翟仁杰依旧絮絮叨叨:“就算在墨子死后,墨家一分为三,理念不合,三家依然选派各自精英,组成独立于三家之外的墨家组织,尽心地守护着宝藏。
自汉以后,矩子虽是世袭,但也必定选择家族中贤能者出任,接受墨家长老的各种考验和历练,尤其是心智方面的历练,方能正式成为矩子。此间内情,非常人所能理解……”
说及此处,翟仁杰神色傲然,颇有一派宗师的风范,李俊文仿佛看到一道金光从他身后迸出。
联想到他墨家矩子的身份,李俊文撇了撇嘴,觉得他有往自己脸上贴金的嫌疑。
“当时的王莽,处心积虑想代汉称帝,便找到了当时的墨家矩子,要求取出宝藏,用于他代汉之用。

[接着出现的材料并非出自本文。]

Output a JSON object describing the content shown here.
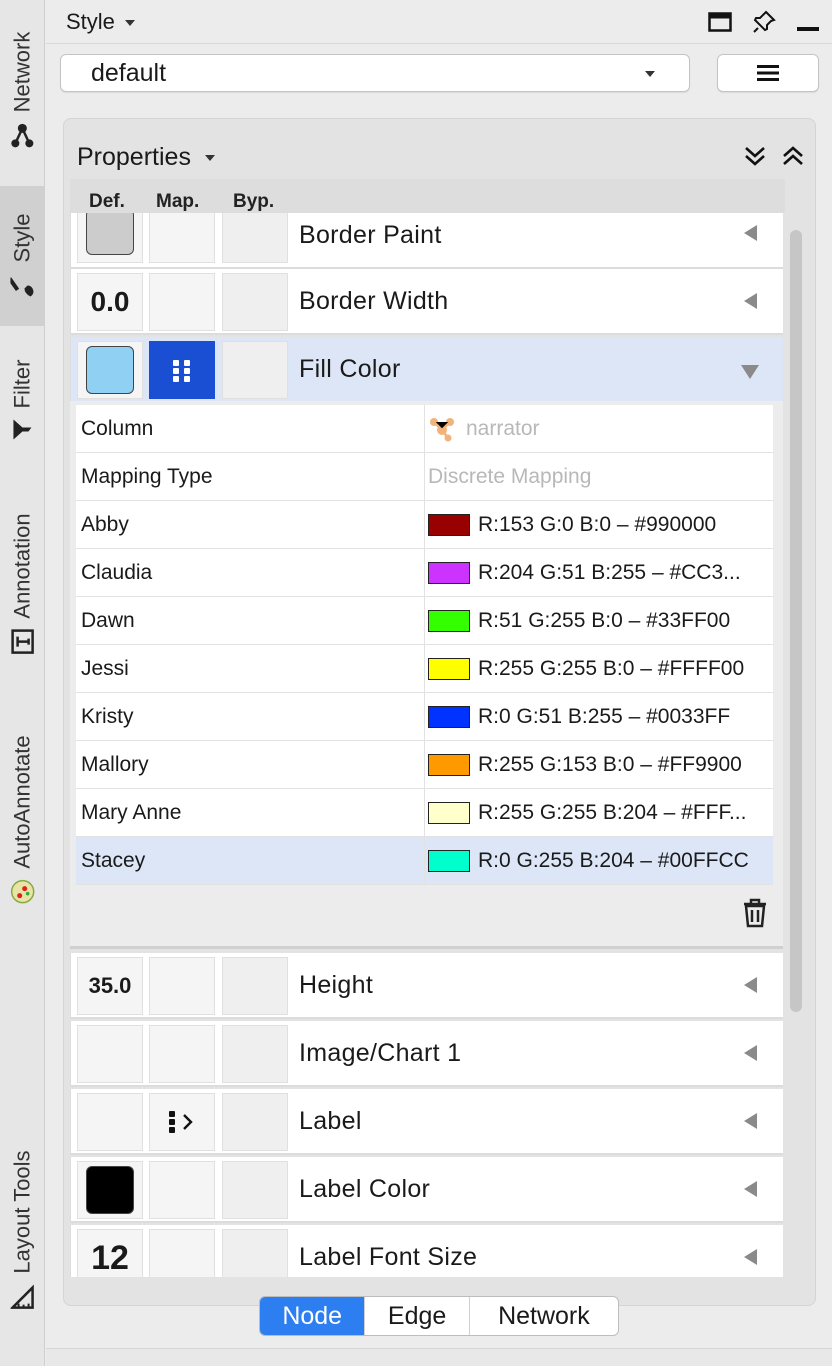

虽然那时并非乱世,而汉朝亦处于鼎盛之期,若王莽称帝,与墨家的理念相悖。但碍于与王家的交情,加之王莽乃和平篡位,以恢复周礼为由,刘氏禅让称帝,并未影响天下苍生。
而且他向墨家承诺,称帝后将改变社会现状,实现天下大同,并且允诺从中拿出一笔钱来支持墨家。
这与墨家的理念不谋而合,而且又有钱财可拿,对于当时处处用钱,捉襟见肘的墨家当家矩子来说,诱惑力非常大。
矩子听后心动,便违心破例,让王莽取出了鬼谷子的宝藏,助其成事。王莽遂利用这笔财富,壮大实力,完成了他的代汉之举。
奈何天不遂人愿,可惜那王莽并非做帝王的命。称帝没多久,就触犯了旧贵族的利益,加上天灾,搞得天怒人怨,百姓苦不堪言,四处起义,最后被绿林军攻破长安,落得个身败名裂的下场……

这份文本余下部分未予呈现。